The dangers of slips, trips and falls are highlighted, with the show focusing on the response of emergency services and the Network Rail platform team at King’s Cross station.
Mobile operations manager Jamie Morgan (pictured above) is seen dealing with an incident in which a dog has been struck and killed by a train.
Every day is different. One minute I can be checking fencing along the railway and the next I’m heading to a bridge strike.
The variety is what keeps my job so interesting, but it does come with its downsides. Sometimes we are called to upsetting incidents, such as the one featured in the documentary.
It’s really sad when an animal has been killed on the line. I’m an animal lover and we do our best to keep animals off the line, but sometimes they can’t be stopped.
When this happens, I head out to try and get them back to safety.
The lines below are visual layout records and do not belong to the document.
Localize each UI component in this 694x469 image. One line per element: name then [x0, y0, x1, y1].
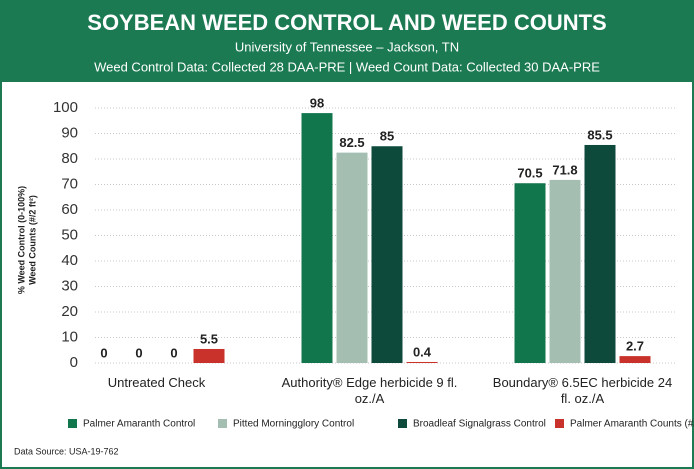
legend-swatch [398, 419, 407, 428]
value-label: 70.5 [517, 166, 542, 181]
legend-swatch [555, 419, 564, 428]
y-tick-label: 40 [61, 252, 78, 269]
chart-subtitle: University of Tennessee – Jackson, TN [235, 39, 459, 54]
y-axis-label: Weed Counts (#/2 ft²) [27, 195, 37, 285]
value-label: 0 [135, 345, 142, 360]
value-label: 85.5 [587, 127, 612, 142]
y-tick-label: 100 [53, 99, 78, 116]
value-label: 0.4 [413, 344, 432, 359]
legend-swatch [68, 419, 77, 428]
y-tick-label: 60 [61, 201, 78, 218]
legend-label: Broadleaf Signalgrass Control [413, 419, 546, 430]
legend-swatch [218, 419, 227, 428]
legend-label: Pitted Morningglory Control [233, 419, 354, 430]
x-tick-label: Boundary® 6.5EC herbicide 24 fl. oz./A [493, 375, 672, 406]
y-axis-label: % Weed Control (0-100%) [16, 186, 26, 294]
y-tick-label: 90 [61, 124, 78, 141]
y-tick-label: 30 [61, 277, 78, 294]
y-tick-label: 0 [70, 354, 78, 371]
chart-subtitle-2: Weed Control Data: Collected 28 DAA-PRE … [94, 59, 600, 74]
bar [193, 348, 225, 363]
bar [301, 113, 333, 363]
bar [584, 144, 616, 363]
bar [406, 361, 438, 363]
y-tick-label: 50 [61, 226, 78, 243]
value-label: 5.5 [200, 331, 218, 346]
x-tick-label: Authority® Edge herbicide 9 fl. oz./A [282, 375, 458, 406]
bar [549, 179, 581, 363]
header-band [0, 0, 694, 82]
chart-title: SOYBEAN WEED CONTROL AND WEED COUNTS [87, 10, 606, 35]
value-label: 2.7 [626, 339, 644, 354]
bar [371, 146, 403, 363]
value-label: 0 [170, 345, 177, 360]
y-tick-label: 80 [61, 150, 78, 167]
bar [514, 183, 546, 363]
bar [619, 356, 651, 363]
bar [336, 152, 368, 363]
value-label: 85 [380, 129, 394, 144]
value-label: 98 [310, 96, 324, 111]
value-label: 71.8 [552, 162, 577, 177]
y-tick-label: 10 [61, 328, 78, 345]
x-tick-label: Untreated Check [108, 375, 206, 390]
legend-label: Palmer Amaranth Counts (#/2 ft²) [570, 419, 694, 430]
value-label: 0 [100, 345, 107, 360]
y-tick-label: 20 [61, 303, 78, 320]
value-label: 82.5 [339, 135, 364, 150]
y-tick-label: 70 [61, 175, 78, 192]
data-source: Data Source: USA-19-762 [14, 446, 119, 456]
legend-label: Palmer Amaranth Control [83, 419, 195, 430]
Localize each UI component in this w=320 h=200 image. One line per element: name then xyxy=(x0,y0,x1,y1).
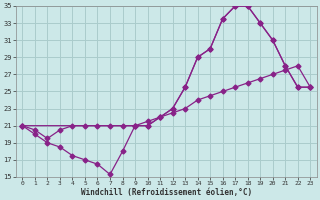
X-axis label: Windchill (Refroidissement éolien,°C): Windchill (Refroidissement éolien,°C) xyxy=(81,188,252,197)
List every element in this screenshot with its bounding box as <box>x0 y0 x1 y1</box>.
If they are injured we will always contact a vet and if they have sadly died, we will check to see if they are microchipped and reunite them with their owner.
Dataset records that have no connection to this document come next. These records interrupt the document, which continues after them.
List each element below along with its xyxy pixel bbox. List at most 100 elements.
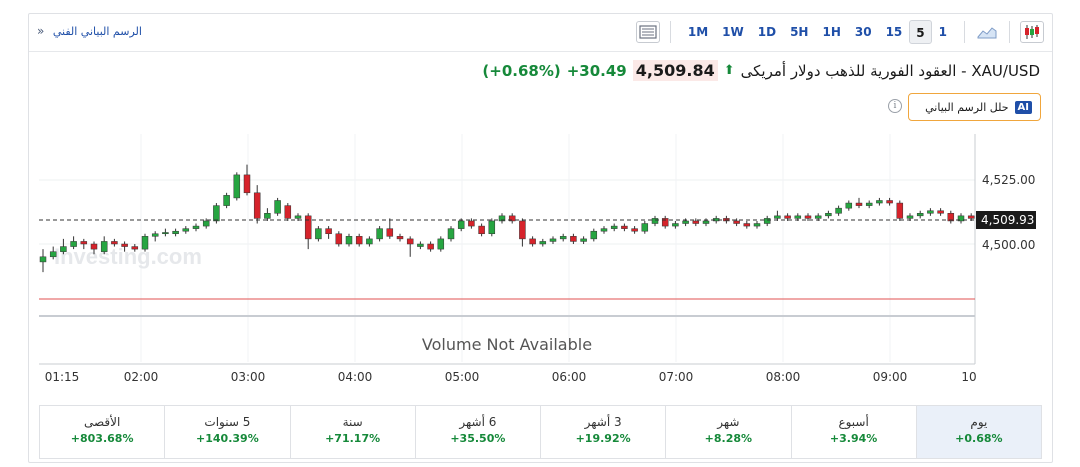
candle-up [376,228,383,240]
price-chart[interactable]: Investing.com 4,509.93 4,525.00 4,500.00… [29,14,1054,404]
candle-up [763,218,771,224]
candle-up [345,236,353,245]
candle-up [590,230,598,240]
analyze-chart-button[interactable]: حلل الرسم البياني AI [908,93,1041,121]
candle-up [315,228,322,240]
timeframe-1W[interactable]: 1W [722,25,744,39]
candle-up [233,174,241,199]
candle-up [774,215,781,219]
candle-up [417,243,424,247]
current-price-tag [976,211,1036,229]
candle-up [876,200,883,204]
x-axis-labels: 01:15 02:00 03:00 04:00 05:00 06:00 07:0… [45,370,977,384]
candle-up [559,236,567,240]
timeframe-15[interactable]: 15 [885,25,903,39]
price-change-percent: (+0.68%) [482,61,561,80]
candle-up [437,238,445,250]
candle-up [223,195,230,206]
perf-1-year[interactable]: سنة +71.17% [291,406,416,458]
candle-up [274,200,281,214]
timeframe-1H[interactable]: 1H [822,25,841,39]
candle-down [131,246,139,250]
candle-up [957,215,965,222]
candle-up [447,228,455,240]
candle-down [743,223,751,227]
candle-down [253,192,261,219]
candle-up [825,213,832,217]
candle-up [641,223,649,232]
timeframe-30[interactable]: 30 [854,25,872,39]
candle-down [855,202,863,206]
candle-up [70,241,77,247]
timeframe-1[interactable]: 1 [938,25,947,39]
candle-down [937,210,944,214]
candle-down [896,202,904,219]
candle-down [90,243,98,250]
area-chart-icon[interactable] [975,21,999,43]
candle-down [355,236,363,245]
perf-1-week[interactable]: أسبوع +3.94% [792,406,917,458]
candle-down [386,228,394,237]
timeframe-5H[interactable]: 5H [790,25,809,39]
y-tick-label: 4,525.00 [982,173,1035,187]
candle-up [202,220,210,227]
perf-label: 6 أشهر [459,415,497,429]
candle-up [182,228,190,232]
candle-down [529,238,536,245]
candle-up [845,202,853,209]
perf-6-months[interactable]: 6 أشهر +35.50% [416,406,541,458]
candle-up [927,210,934,214]
perf-1-day[interactable]: يوم +0.68% [916,406,1041,458]
candle-up [549,238,557,242]
candle-up [457,220,465,229]
chevron-double-icon: » [37,24,45,38]
perf-value: +35.50% [450,432,506,445]
timeframe-5[interactable]: 5 [909,20,932,44]
candle-down [427,243,434,250]
x-tick-label: 06:00 [552,370,587,384]
candle-up [366,238,373,245]
technical-chart-label: الرسم البياني الفني [52,25,142,38]
volume-not-available: Volume Not Available [422,335,592,354]
perf-3-months[interactable]: 3 أشهر +19.92% [541,406,667,458]
candle-up [814,215,822,219]
candle-down [335,233,343,245]
candle-up [294,215,302,219]
candle-down [121,243,128,247]
layout-icon[interactable] [635,21,660,43]
perf-value: +19.92% [575,432,631,445]
candle-up [865,202,873,206]
candle-up [580,238,587,242]
perf-label: يوم [970,415,988,429]
toolbar-divider [669,21,671,43]
perf-value: +3.94% [829,432,878,445]
candle-up [610,225,618,229]
perf-value: +140.39% [196,432,259,445]
perf-5-years[interactable]: 5 سنوات +140.39% [165,406,291,458]
candle-up [600,228,608,232]
last-price: 4,509.84 [632,60,718,81]
timeframe-selector: 1M 1W 1D 5H 1H 30 15 5 1 [635,19,1044,45]
candle-down [80,241,88,245]
perf-max[interactable]: الأقصى +803.68% [40,406,166,458]
technical-chart-link[interactable]: » الرسم البياني الفني [37,24,142,38]
timeframe-1D[interactable]: 1D [757,25,777,39]
perf-label: سنة [342,415,363,429]
perf-1-month[interactable]: شهر +8.28% [666,406,792,458]
perf-value: +0.68% [955,432,1003,445]
perf-label: 5 سنوات [204,415,251,429]
x-tick-label: 02:00 [124,370,159,384]
perf-label: 3 أشهر [584,415,622,429]
candle-up [682,220,689,224]
candle-up [753,223,761,227]
candle-up [39,256,47,263]
chart-widget: » الرسم البياني الفني 1M 1W 1D 5H 1H 30 … [28,13,1053,463]
candle-down [661,218,669,227]
info-icon[interactable]: i [888,99,902,113]
candle-up [151,233,159,237]
candlestick-chart-icon[interactable] [1020,21,1044,43]
candle-up [213,205,220,222]
instrument-name: XAU/USD - العقود الفورية للذهب دولار أمر… [740,61,1040,80]
candle-up [794,215,802,219]
timeframe-1M[interactable]: 1M [687,25,709,39]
I hope people watch the documentary and see all the hard work which goes into running the railway and that we always try our best to deal with sensitive situations.
Jamie Morgan, mobile operations manager
Also featured in this episode:
When a lightning tube strike hits the capital, station staff have to deal with increased numbers of passengers arriving late for their trains or wanting to know whether they can get to their destinations using the overground network.
The station receives a visit from Aria, King’s Cross’ Harris hawk, whose mission is to scare away the pigeons that regularly feast on the leftover food of the 200,000 visitors who use the station every day.
Customer service assistant Denise has to close the station and offer assistance to passengers who are drunk, and regulars of the station’s homeless community.
Shift station manager Dexter Brown (pictured below) helps to rescue a pregnant woman and others from a lift that has broken down.
Station manager Laura Murphy talks about the recent investment in the station, and its iconic architecture.
The four-part documentary continues on Monday 20 March (third episode) and 27 March (final episode) on Channel 5 at 21:00.
London King’s Cross is the gateway between our capital city and the rest of the country, and its starring role in the upcoming Channel 5 documentary will give me and my team an opportunity to share the highs and lows of a day in the life of the incredibly busy, but fantastic station.
No day is ever the same for us and I’m very excited to give viewers a glimpse of the amazing characters who work tirelessly to keep our passengers safe all day, every day.